Early signs of hearing loss
Not every sign and symptom of hearing loss is obvious. But you could be experiencing hearing loss if you can relate to any of the items on this list.
Here are some of the most common early signs of hearing loss:
- You have trouble hearing high-pitched sounds. Maybe you just noticed your teapot was screeching after five minutes. Or perhaps the doorbell rings, and you don’t notice it. Early hearing loss is typically most noticeable in particular (and often high-pitched) frequencies of sound.
- You notice that some sounds become unbearably loud. It’s one of the more unusual early warning signs associated with hearing loss, but hyperacusis is common enough that you may find yourself experiencing its symptoms. If you are experiencing this problem, particularly if it lingers, it’s time for a hearing exam.
- Somebody observes that the volume on your media devices is getting louder. Perhaps you keep cranking up the volume on your mobile phone. Or maybe, your TV speakers are maxed out. Usually, you’re not the one that observes the loud volume, it’s your kids, possibly your neighbor, or your friends.
- When you’re in a crowded loud setting, you have trouble hearing conversations. This is exactly what happened during the “family dinner” example above, and it’s often an early sign of trouble with hearing.

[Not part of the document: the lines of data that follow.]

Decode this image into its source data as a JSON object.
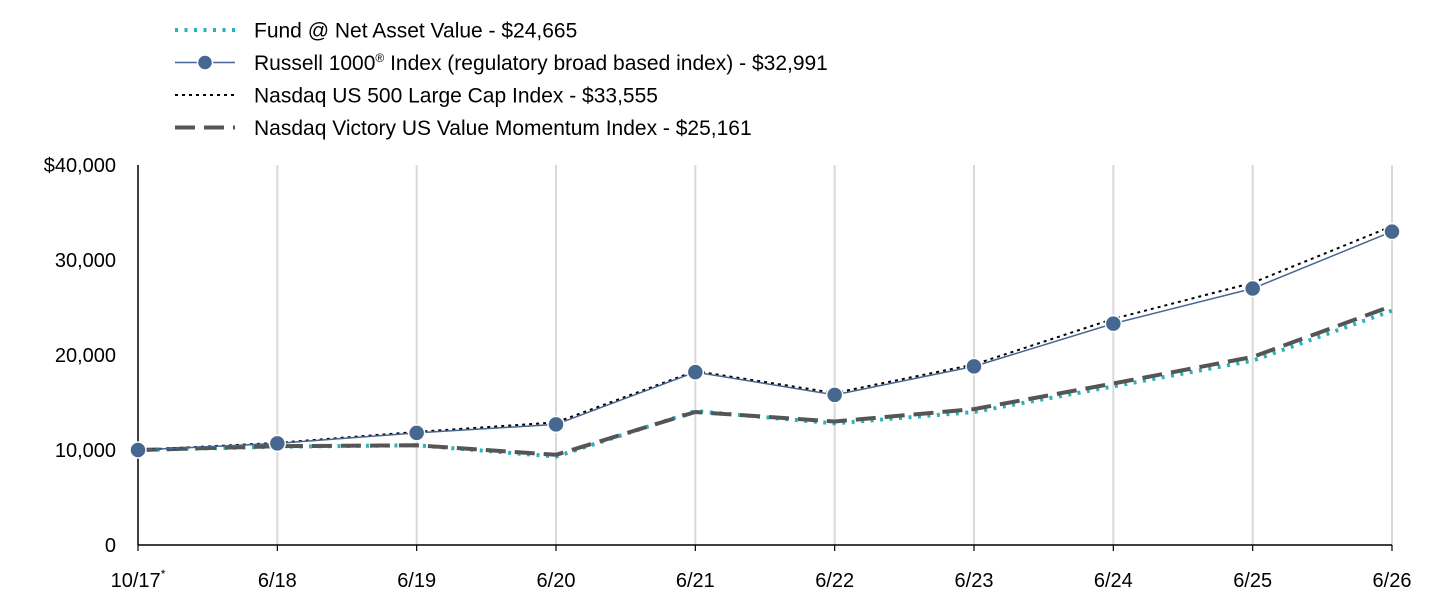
{
  "chart_data": {
    "type": "line",
    "title": "",
    "xlabel": "",
    "ylabel": "",
    "categories": [
      "10/17",
      "6/18",
      "6/19",
      "6/20",
      "6/21",
      "6/22",
      "6/23",
      "6/24",
      "6/25",
      "6/26"
    ],
    "first_category_marker": "*",
    "ylim": [
      0,
      40000
    ],
    "yticks": [
      0,
      10000,
      20000,
      30000,
      40000
    ],
    "ytick_labels": [
      "0",
      "10,000",
      "20,000",
      "30,000",
      "$40,000"
    ],
    "grid": "vertical",
    "legend_position": "top-left",
    "series": [
      {
        "id": "fund",
        "legend": {
          "prefix": "Fund @ Net Asset Value - $24,665",
          "sup": "",
          "suffix": ""
        },
        "color": "#2ab3b8",
        "style": "dotted",
        "markers": false,
        "values": [
          10000,
          10350,
          10500,
          9300,
          14100,
          12800,
          14000,
          16700,
          19400,
          24665
        ]
      },
      {
        "id": "russell",
        "legend": {
          "prefix": "Russell 1000",
          "sup": "®",
          "suffix": " Index (regulatory broad based index) - $32,991"
        },
        "color": "#46678f",
        "style": "solid",
        "markers": true,
        "values": [
          10000,
          10700,
          11800,
          12700,
          18200,
          15800,
          18800,
          23300,
          27000,
          32991
        ]
      },
      {
        "id": "nasdaq500",
        "legend": {
          "prefix": "Nasdaq US 500 Large Cap Index - $33,555",
          "sup": "",
          "suffix": ""
        },
        "color": "#000000",
        "style": "short-dotted",
        "markers": false,
        "values": [
          10000,
          10750,
          11900,
          12900,
          18300,
          16000,
          19000,
          23800,
          27600,
          33555
        ]
      },
      {
        "id": "victory",
        "legend": {
          "prefix": "Nasdaq Victory US Value Momentum Index - $25,161",
          "sup": "",
          "suffix": ""
        },
        "color": "#555555",
        "style": "dashed",
        "markers": false,
        "values": [
          10000,
          10400,
          10500,
          9500,
          14000,
          13000,
          14300,
          17000,
          19800,
          25161
        ]
      }
    ]
  }
}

- You keep requesting that people repeat themselves. If you find yourself asking numerous people to speak more slowly, talk louder, or repeat what they said, this is especially true. This early sign of hearing loss could be happening without you even noticing.
- You notice ringing in your ears: This ringing (it can actually be other sounds too) is known as tinnitus. If you experience ringing or other chronic noises in your ears, a hearing exam is your best bet because tinnitus, though it’s frequently an early warning of hearing loss, can also point to other health issues.

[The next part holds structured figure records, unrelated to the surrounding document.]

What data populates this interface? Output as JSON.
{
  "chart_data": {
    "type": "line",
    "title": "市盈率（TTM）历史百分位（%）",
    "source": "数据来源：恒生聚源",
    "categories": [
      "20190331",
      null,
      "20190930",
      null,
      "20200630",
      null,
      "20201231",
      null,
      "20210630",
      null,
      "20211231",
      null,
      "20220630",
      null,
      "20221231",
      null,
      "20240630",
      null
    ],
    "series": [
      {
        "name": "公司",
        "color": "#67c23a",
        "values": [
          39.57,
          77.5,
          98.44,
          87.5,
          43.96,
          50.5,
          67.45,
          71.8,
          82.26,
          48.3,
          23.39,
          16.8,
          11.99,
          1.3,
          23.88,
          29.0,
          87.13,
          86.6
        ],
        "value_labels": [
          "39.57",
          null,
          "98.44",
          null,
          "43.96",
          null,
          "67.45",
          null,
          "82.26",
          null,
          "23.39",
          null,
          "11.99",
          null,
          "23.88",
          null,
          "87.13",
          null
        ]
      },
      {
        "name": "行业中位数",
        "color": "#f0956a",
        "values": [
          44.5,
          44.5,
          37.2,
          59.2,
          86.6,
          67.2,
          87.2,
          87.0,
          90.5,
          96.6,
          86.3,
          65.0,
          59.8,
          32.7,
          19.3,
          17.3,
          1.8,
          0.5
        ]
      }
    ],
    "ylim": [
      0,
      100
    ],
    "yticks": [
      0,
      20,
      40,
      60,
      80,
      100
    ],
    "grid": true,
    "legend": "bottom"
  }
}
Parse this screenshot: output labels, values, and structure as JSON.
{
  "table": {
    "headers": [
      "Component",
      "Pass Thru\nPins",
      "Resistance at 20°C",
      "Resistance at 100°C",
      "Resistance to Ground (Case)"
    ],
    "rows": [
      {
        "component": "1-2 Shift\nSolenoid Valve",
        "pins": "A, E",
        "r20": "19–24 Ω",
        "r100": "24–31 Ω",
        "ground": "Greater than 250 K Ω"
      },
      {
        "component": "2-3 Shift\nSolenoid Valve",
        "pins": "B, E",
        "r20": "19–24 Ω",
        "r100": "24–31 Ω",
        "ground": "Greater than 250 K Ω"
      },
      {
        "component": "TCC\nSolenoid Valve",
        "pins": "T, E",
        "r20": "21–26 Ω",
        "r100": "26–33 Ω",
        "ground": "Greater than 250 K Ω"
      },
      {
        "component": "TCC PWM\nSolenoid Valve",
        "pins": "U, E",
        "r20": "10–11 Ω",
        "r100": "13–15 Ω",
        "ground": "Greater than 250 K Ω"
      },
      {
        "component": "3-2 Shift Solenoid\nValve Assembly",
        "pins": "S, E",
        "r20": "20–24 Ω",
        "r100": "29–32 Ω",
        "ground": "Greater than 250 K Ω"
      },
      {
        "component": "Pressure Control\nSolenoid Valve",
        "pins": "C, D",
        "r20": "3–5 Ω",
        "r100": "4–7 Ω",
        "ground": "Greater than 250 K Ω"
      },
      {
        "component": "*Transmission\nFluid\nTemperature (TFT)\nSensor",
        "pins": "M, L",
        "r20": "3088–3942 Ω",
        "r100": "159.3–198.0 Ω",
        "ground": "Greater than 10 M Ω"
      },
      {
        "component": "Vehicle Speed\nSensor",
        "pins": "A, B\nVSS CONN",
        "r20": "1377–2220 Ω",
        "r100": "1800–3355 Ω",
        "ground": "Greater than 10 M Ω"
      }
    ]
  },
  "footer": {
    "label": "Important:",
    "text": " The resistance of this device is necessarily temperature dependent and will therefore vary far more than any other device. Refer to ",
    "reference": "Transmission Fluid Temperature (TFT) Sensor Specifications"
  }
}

- It’s suddenly very difficult to make out phone calls: You might not talk on the phone as often as you once did because you use texting fairly often. But you may be experiencing another early warning sign if you’re having trouble understanding the calls you do take.

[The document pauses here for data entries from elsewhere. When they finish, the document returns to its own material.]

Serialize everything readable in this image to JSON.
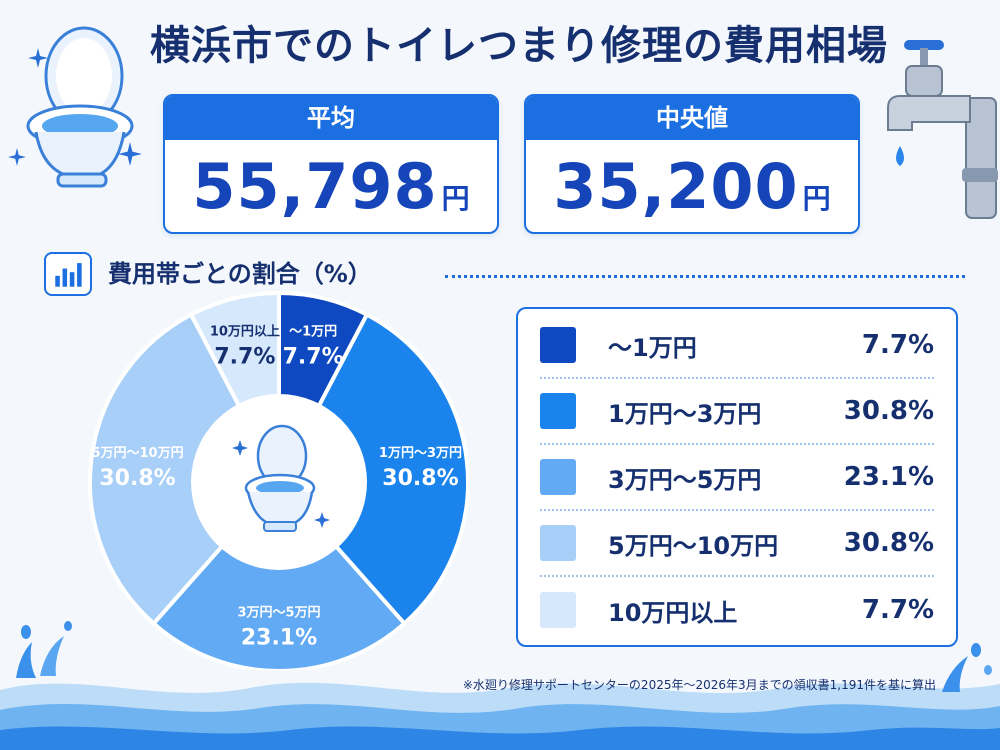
{
  "title": "横浜市でのトイレつまり修理の費用相場",
  "stats": {
    "average": {
      "label": "平均",
      "value": "55,798",
      "unit": "円"
    },
    "median": {
      "label": "中央値",
      "value": "35,200",
      "unit": "円"
    }
  },
  "section": {
    "title": "費用帯ごとの割合（%）",
    "icon": "bar-chart-icon"
  },
  "chart_data": {
    "type": "pie",
    "categories": [
      "～1万円",
      "1万円～3万円",
      "3万円～5万円",
      "5万円～10万円",
      "10万円以上"
    ],
    "values": [
      7.7,
      30.8,
      23.1,
      30.8,
      7.7
    ],
    "value_labels": [
      "7.7%",
      "30.8%",
      "23.1%",
      "30.8%",
      "7.7%"
    ],
    "slice_labels": [
      "～1万円",
      "1万円～3万円",
      "3万円～5万円",
      "5万円～10万円",
      "10万円以上"
    ],
    "colors": [
      "#0f49c2",
      "#1a84ec",
      "#62aaf3",
      "#a7cff8",
      "#d6e8fc"
    ],
    "label_colors": [
      "#ffffff",
      "#ffffff",
      "#ffffff",
      "#ffffff",
      "#16306f"
    ],
    "center_icon": "toilet-icon",
    "legend_placement": "right"
  },
  "footnote": "※水廻り修理サポートセンターの2025年～2026年3月までの領収書1,191件を基に算出",
  "decorations": [
    "toilet-icon",
    "faucet-icon",
    "sparkle-icon",
    "water-splash-icon",
    "water-wave-icon"
  ]
}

- Certain words are difficult to understand. This red flag frequently appears because consonants are starting to sound alike, or at least, becoming harder to differentiate. Usually, it’s the sh- and th- sounds that are muffled. In some cases, it’s the s- and f-sounds or p- and t-sounds that become conflated.
Get a hearing assessment
You may have one or more of these early warnings but the only real way to know the health of your hearing is to get a hearing test.
You might be experiencing hearing loss if you are noticing any one of these symptoms. And if any impairment you may have, a hearing evaluation will be able to identify how bad it is. Once we determine the level of hearing loss, we can figure out the best course of treatment.
This will help you have a much more enjoyable time at that next family get-together.